Housing inventory continues to be sorely constrained, with the starter home segment dropping 12.1 percent year-over-year this quarter, according to Trulia®’s recently released Inventory and Price Watch report. The shortage, as it stands, will require homebuyers to pay an average 1.9 percent more of their income to a buy a starter home.
“Tight inventory will still be a big obstacle to homeownership in many markets in 2017, but I’m cautiously optimistic that we’ll see the bottom of the current housing shortage as the year progresses,” says Trulia Chief Economist Ralph McLaughlin. “That said, buyers might not see price relief if President-Elect Trump’s to-be-seen policies boost demand without housing supply.”

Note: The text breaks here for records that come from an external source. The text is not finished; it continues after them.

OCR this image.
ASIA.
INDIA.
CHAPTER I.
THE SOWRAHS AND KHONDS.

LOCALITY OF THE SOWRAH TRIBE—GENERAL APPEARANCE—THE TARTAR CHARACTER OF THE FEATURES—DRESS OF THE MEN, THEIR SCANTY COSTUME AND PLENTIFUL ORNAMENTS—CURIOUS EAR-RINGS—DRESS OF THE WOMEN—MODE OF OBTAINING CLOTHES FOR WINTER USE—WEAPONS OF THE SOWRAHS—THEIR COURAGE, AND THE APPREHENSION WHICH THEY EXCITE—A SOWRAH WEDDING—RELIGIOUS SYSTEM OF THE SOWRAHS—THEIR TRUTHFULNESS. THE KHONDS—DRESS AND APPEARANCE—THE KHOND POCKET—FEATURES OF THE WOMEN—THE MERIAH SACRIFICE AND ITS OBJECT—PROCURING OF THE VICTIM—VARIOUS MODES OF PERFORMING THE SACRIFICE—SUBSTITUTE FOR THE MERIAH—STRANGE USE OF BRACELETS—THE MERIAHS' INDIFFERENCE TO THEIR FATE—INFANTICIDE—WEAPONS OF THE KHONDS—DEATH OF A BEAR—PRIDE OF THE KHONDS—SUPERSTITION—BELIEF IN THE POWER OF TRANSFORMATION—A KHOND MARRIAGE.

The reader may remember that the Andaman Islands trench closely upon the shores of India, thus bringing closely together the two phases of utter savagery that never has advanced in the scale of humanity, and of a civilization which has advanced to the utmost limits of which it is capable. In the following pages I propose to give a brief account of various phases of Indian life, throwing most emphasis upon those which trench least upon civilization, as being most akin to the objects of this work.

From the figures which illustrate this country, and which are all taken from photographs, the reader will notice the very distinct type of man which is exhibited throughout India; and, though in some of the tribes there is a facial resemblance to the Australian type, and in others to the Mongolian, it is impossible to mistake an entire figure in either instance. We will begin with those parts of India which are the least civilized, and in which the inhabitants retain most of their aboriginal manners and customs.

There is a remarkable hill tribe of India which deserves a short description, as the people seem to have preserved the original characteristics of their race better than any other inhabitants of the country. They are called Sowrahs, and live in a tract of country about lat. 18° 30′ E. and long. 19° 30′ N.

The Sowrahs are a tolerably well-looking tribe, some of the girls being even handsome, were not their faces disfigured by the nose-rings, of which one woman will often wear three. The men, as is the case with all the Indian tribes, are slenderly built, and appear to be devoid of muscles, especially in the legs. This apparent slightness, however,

Those in the market for a starter home will need to spend 38.5 percent of their monthly income, on average, Trulia estimates, representing lessening affordability.
Trade-up home inventory also dropped this quarter, down 12.9 percent year-over-year, according to the report. Premium home inventory declined less, at 5.6 percent. Those in the market for a premium or trade-up home will need to spend 13.9 percent and 25.5 percent of their incomes, in that order.
The worse starter home shortages are in coastal markets, including Portland, Ore. and Tacoma, Wash., the report shows. Other markets severely lacking supply include Los Angeles, Calif., Sacramento, Calif., San Diego, Calif., San Francisco, Calif., and Miami, Fla.
“As mortgage rates continue to trend upwards, homebuyers in the costly coastal housing markets in California and the Northeast may get some relief,” says McLaughlin. “Rising rates will likely cool the fierce competition in these markets where inventory has been tightening and affordability has worsened.”